For checking on Which Python your Jupyter Notebook is running try executig this code.
from platform import python_version
print(python_version())
In order to run jupyter notebook from your environment
activate MYenv
and install jupyter notebook using command
pip install jupyter notebook
then just
jupyter notebook
What solved the issue for me was that I had to run the following command:
python -m ipykernel install --user --name myenv --display-name "Python (myenv)"
The issue was that I opened a jupyter notebook made with/for a kernel for another conda python environment. That was visible from the output on the terminal; it is handy op run jupyter notebook from a terminal on the conda environment so that you can easily see what error messages are shown. Then it became clear that the notebook tried to run python from another environment.
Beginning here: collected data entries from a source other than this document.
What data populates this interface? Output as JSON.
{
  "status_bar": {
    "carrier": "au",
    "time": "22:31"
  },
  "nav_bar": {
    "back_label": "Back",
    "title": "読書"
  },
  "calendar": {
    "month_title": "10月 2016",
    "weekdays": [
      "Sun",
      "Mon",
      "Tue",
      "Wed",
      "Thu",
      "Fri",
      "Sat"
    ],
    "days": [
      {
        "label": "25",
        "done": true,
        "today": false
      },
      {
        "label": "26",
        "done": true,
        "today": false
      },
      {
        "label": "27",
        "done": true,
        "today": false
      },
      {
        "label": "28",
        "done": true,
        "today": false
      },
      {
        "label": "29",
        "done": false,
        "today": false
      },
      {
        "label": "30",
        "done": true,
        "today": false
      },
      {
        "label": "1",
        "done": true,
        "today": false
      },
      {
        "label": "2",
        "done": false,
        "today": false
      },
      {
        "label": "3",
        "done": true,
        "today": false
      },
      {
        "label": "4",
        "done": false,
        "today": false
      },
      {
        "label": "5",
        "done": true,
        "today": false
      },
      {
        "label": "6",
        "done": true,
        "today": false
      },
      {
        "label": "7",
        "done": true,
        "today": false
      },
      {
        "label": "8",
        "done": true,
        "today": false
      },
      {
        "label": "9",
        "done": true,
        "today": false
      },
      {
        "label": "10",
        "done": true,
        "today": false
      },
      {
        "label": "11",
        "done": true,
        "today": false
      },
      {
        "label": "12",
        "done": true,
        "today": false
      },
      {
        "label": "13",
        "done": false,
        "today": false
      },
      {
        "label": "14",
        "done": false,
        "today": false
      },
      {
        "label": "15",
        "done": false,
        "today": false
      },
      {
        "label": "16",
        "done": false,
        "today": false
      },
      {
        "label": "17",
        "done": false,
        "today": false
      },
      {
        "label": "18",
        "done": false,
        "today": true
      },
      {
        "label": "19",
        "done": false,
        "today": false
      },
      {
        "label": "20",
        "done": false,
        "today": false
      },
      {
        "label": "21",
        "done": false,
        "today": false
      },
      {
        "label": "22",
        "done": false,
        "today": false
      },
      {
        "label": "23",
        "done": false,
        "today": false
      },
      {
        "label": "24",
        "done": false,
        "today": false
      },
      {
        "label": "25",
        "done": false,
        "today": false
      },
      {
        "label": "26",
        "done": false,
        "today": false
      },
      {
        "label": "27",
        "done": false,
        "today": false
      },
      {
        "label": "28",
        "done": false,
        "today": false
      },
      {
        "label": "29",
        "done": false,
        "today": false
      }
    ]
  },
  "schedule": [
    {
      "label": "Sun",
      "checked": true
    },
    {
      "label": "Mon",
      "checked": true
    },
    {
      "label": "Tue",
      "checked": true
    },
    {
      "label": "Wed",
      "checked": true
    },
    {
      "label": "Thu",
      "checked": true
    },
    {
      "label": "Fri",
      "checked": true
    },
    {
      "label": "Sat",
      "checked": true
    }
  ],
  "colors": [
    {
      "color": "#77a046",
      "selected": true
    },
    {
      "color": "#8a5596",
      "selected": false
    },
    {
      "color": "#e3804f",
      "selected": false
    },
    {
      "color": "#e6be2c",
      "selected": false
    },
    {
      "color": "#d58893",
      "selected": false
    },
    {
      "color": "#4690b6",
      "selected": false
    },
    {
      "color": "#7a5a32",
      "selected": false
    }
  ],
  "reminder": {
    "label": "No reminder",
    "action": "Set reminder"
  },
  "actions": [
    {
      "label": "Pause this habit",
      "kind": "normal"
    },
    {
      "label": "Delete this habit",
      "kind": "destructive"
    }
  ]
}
Inspecting the folder/files:
C:\Users\<username>\AppData\Roaming\jupyter\kernels\<env name>\kernel.json
"argv": [
"D:\\Users\\<username..path>\\envs\\<env name>\\python.exe",
"-m",
"ipykernel_launcher",
"-f",
"{connection_file}"
],
"display_name": "Python (env name)",
"language": "python",
"metadata": {
"debugger": true
}
}
So you can check and correct if necessary.
Second, when using anaconda/conda, make sure you have a healthy channel policy and execute the following commands when creating a new environment:
conda config --add channels conda-forge
conda config --set channel_priority strict
It solved this problem for me, I hope it helps you too.